In fact, in our guidance notes we even suggest a postcode just outside our front gates as some visitors don’t even look out for the brown tourist signs marking the way. They just listen to the staccato voice of the man or woman saying “at the next junction take the fourth exit”.

This lack of interest in the detail of the journey is a fairly recent phenomenon. A whole section of the library here is full of maps and, furthermore I have just bought a map chest to help organise those stored in an archive room. I love maps. I find them fascinating and beautiful, showing mankind’s efforts to record the folds, boundaries and natural landmarks of the physical world. They are a pictorial representation of the geography of where each of us live: as the etymology of the word “geography” tells us, it is about writing on the earth.

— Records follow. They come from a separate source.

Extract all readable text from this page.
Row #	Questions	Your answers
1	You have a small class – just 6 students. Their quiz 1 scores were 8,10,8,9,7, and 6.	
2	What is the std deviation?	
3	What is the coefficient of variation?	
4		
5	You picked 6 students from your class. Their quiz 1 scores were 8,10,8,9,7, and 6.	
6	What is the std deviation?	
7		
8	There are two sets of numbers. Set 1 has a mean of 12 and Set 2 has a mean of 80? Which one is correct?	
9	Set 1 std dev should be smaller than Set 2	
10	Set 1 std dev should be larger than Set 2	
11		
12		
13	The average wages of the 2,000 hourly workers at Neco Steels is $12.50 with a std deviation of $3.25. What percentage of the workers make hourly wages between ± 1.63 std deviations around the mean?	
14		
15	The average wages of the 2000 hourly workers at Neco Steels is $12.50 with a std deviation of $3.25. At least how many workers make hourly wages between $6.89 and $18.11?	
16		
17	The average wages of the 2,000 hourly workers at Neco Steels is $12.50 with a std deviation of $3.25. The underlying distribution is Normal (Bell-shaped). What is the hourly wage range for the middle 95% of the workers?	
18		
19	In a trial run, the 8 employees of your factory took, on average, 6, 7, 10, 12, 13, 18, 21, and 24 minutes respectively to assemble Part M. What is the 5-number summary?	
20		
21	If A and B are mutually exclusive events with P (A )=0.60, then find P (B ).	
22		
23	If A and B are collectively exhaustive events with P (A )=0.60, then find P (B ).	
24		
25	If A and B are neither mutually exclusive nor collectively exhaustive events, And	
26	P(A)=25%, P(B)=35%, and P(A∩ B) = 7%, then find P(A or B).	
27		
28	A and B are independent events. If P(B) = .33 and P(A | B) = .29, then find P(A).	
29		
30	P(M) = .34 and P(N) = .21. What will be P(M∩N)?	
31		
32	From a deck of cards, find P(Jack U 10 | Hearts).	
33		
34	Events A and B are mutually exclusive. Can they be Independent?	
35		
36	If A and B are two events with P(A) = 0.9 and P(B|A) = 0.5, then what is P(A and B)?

In addition to the “natural” writing, we can then add the century old boundaries people have drawn marking out their homes, their countries and their tribes. Older boundaries often follow the natural contours within which groups of people may have instinctively gathered but equally they can be rather more arbitrary straighter lines following wars or diplomatic demarcations, for example the Sykes Picot agreement.

One of the most fundamental questions that humans ask is “when” will something arrive or happen. Children and engineers might also ask “how” something happens but the first question is perhaps more fundamental which is “why”. If you understand the “why”, the “when” or “how” often follow along.

Geography has a remarkable impact on our understanding of all sorts of things and a good map is an essential part of that, helping think about “why”. Open one and look slowly at what it discloses, the steepness of the contour lines, the water resources, the likely climate. It often gives some initial answers as to why people chose to live there, did they move there centuries ago for better agriculture, might it be a place of refuge, is it still a good place to live?

Sat nav may be useful (although it is not necessarily perfect) but I like to know where I am going. So, you will still find me explaining to visitors that Highclere is 60 miles west of London, that it lies between Winchester and Oxford and on the route northwards from the port of Southampton. This alone is a large part of the explanation of why, some 700 years ago, oaks were felled from Highclere to build both New College Oxford and Winchester College. This, along with the fact that Beacon Hill is such a high spot, also explains why there is an iron age fort here and why it is thankfully relatively easy for visitors to get here today. We are not far from various airports and only 6 miles from Newbury train station.

If we wish to promote understanding to those currently in education and just being born, it is vital that they know more than just how to tap in a sat nav code or “what three words”. It seems bizarre to me that geography – so integral to much of the understanding of the “why” of our history, is increasingly being seen as a marginal subject by our educationalists.